Immunohistochemical localization of cysteine-rich intestinal protein in rat small intestine. Fernandes, Pearl R., Don A. Samuelson, Warren R. Clark, and Robert J. Cousins. Food Science and Human Nutrition Department, Center for Nutritional Sciences and Small Animal Clinical Sciences Department, University of Florida, Gainesville FL 32611
APStracts 3:0205G, 1996.
Cysteine-rich intestinal protein (CRIP) is a LIM domain protein with a double zinc finger motif.
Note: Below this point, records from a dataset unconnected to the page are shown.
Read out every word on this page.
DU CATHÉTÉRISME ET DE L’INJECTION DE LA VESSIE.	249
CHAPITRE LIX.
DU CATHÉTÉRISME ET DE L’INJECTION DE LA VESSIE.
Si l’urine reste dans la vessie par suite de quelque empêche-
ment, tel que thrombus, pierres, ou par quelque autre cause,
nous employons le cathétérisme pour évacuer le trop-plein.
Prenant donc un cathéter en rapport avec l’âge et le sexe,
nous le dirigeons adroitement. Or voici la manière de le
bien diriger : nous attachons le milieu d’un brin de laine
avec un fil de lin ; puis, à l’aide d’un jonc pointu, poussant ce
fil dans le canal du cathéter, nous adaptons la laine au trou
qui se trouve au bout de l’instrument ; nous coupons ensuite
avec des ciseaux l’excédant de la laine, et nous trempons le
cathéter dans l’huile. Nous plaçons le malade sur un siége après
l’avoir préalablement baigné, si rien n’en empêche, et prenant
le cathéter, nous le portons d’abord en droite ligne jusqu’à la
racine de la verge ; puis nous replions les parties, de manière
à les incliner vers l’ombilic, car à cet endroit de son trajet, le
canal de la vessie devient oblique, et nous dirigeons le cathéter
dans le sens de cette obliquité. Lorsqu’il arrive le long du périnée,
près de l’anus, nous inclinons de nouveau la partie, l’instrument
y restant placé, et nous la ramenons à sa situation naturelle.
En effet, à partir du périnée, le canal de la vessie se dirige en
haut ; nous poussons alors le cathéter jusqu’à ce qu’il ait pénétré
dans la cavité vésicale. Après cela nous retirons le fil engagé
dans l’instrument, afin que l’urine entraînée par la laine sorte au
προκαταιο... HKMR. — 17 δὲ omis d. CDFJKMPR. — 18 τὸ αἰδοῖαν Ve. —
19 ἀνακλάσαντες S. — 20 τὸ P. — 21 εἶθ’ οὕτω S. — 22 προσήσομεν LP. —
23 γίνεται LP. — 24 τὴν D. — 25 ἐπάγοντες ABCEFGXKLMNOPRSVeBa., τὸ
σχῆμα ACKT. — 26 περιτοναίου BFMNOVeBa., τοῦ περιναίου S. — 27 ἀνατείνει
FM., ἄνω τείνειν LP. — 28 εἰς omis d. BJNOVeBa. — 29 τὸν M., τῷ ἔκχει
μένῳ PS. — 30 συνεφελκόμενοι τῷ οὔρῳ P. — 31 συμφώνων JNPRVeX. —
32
The protein is abundantly expressed in the intestine, peritoneal macrophages, and peripheral blood mononuclear cells. The function of CRIP is not known. The purpose of this study was to determine the cellular distribution of CRIP in rat intestine, as an initial step toward eventual determination of a function. Immunohistochemical and immunogold labeling electron microscopy using a purified polyclonal rabbit antibody to a synthetic peptide representing a zinc-finger domain of rat CRIP were carried out on sections of rat duodenum. Western blotting was used to detect signal specificity of the antibodies. These immunohistochemical and electron microscopy studies showed particularly high abundance of CRIP in the cytoplasmic granules of Paneth cells of the intestine. Some evidence of CRIP expression was also found in cells of the villus tip, but abundance was less than that found in the Paneth cells. The localization of CRIP in Paneth cells and its presence in mononuclear cells suggests that CRIP may be involved in host defense mechanisms and/or tissue differentiation/remodelling processes common to these cell types.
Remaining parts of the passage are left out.